Even in my short experience with Rovers... I found that your symptoms can be caused by a number of issues. Eagerness to solve it might temp you to try and "correct" the problem from many directions at once. I've already read "new Weber" and "new electric pump."

My advice, novice that it might be,... list out the likely culprits and systematically rule them out one by one - before moving to the next. Assume nothing - just because a bit is new (or has been replaced) doesn't mean it's not the issue.

Fuel lines & pump -
First: inspect all lines, tighten all connections... just because it's not leaking fuel doesn't mean air isn't entering the system somewhere.
Next: disconnect line from carb, place in mason jar, crank engine... Is there a good/steady flow?
Next: reattach line & insert fuel pressure gauge, start engine... Is there good pressure?... is it consistent?

You get the idea...

Then move on to the carb. The Rochester is a good carb... it's what I use... I wouldn't be quick to give up on it. I do read, however that it likes low(ish) fuel pressure and high volume.

Then move on to timing; something I haven't heard (read) mentioned... etc...
Don't forget... even a bad coil might cause 'fuel starved' symptoms.

After spending $$$'s throwing new parts at my series in an attempt to fix a similar problem... I cured it (mostly) with a $3.00 filter (sigh). Lesson learned...

Good luck!

stomper
08-06-2014, 10:40 AM
That is what the recommendations are for a webber idle screw. I can't confirm this for the Rochester. Careful reading things online, as there are people discussing solex, zienith, webber and rochester carbs. Make sure what you are reading is specific to the rochester.

I Leak Oil
08-06-2014, 11:23 AM
You can probably find a manual for your carb on line as well. That will explain exactly how to set it up.

darbsclt
08-06-2014, 11:30 AM
Thank you for the great advice!

... Is there a particular position you have found the air / fuel mixture screw works best in? I think I read a general carb blog online that said to turn the screw in until it is lightly snugged then unscrew 1.5 turns. Does that sound about right based on your experience?

Thanks, although I have a Rochester fitted... my experience mucking about with it is limited. In short... it's always worked great (lousy milage... but that's another issue). When it came to fixing my "starved fuel" symptoms... I placed the carb last on my list; convinced that carbs (in general) are near-maigical devices, requiring much care & caution.

That said... I have collected an assortment of service manuals pertaining to the Rochester - in anticipation of needing to tear one apart someday. I just tried to attach one of the manuals (1.6mb pdf)... but it's too big for this forum.
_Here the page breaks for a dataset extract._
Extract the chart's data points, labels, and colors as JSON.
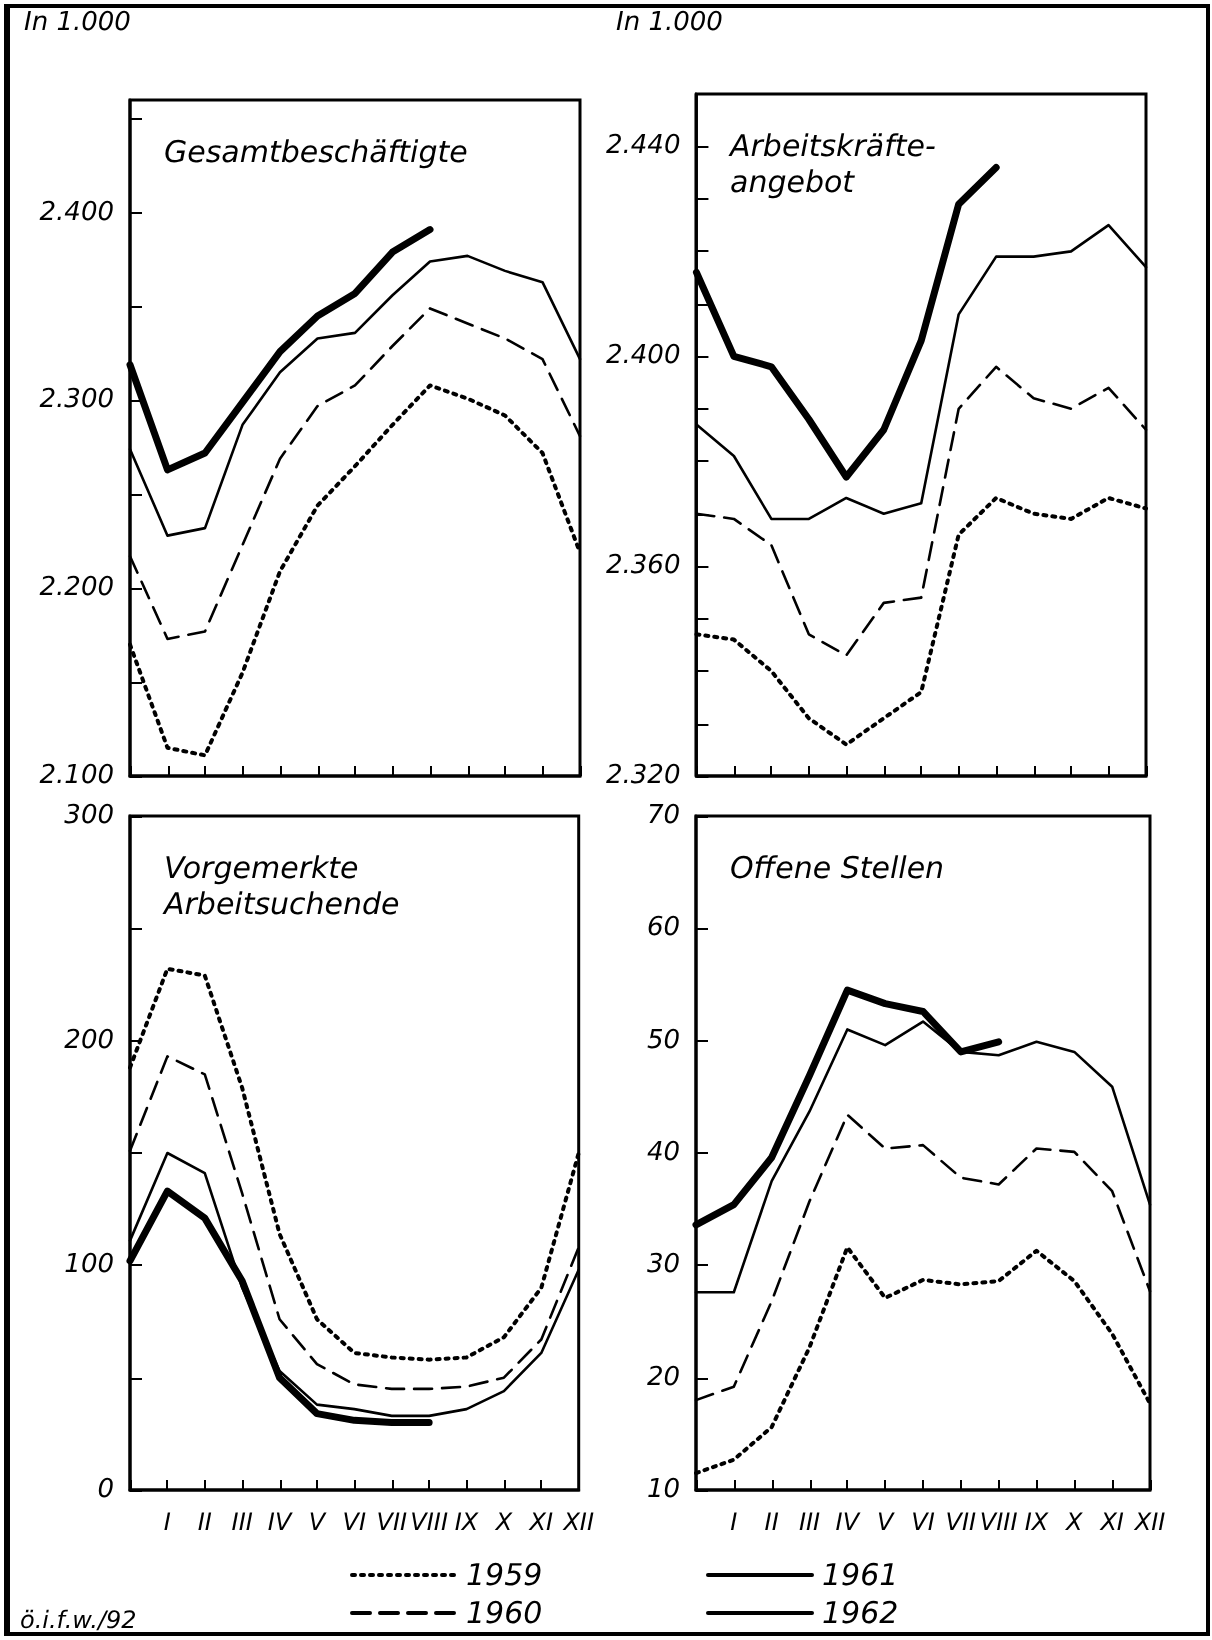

In any case, it confirms that 1.5 turns is the correct starting point.

If you would like me to send you a pdf service manual... reply (or PM) with an e-mail address.

Good luck!

SafeAirOne
08-06-2014, 03:18 PM
You can probably find a manual for your carb on line as well. That will explain exactly how to set it up.

Was about to suggest the same thing. I just perused the "Servicing GM Model "B" Carburetors" manual online. Very informative as to set-up.

If the OP needs directions to the online manual, just PM me and I'll point you in the right direction.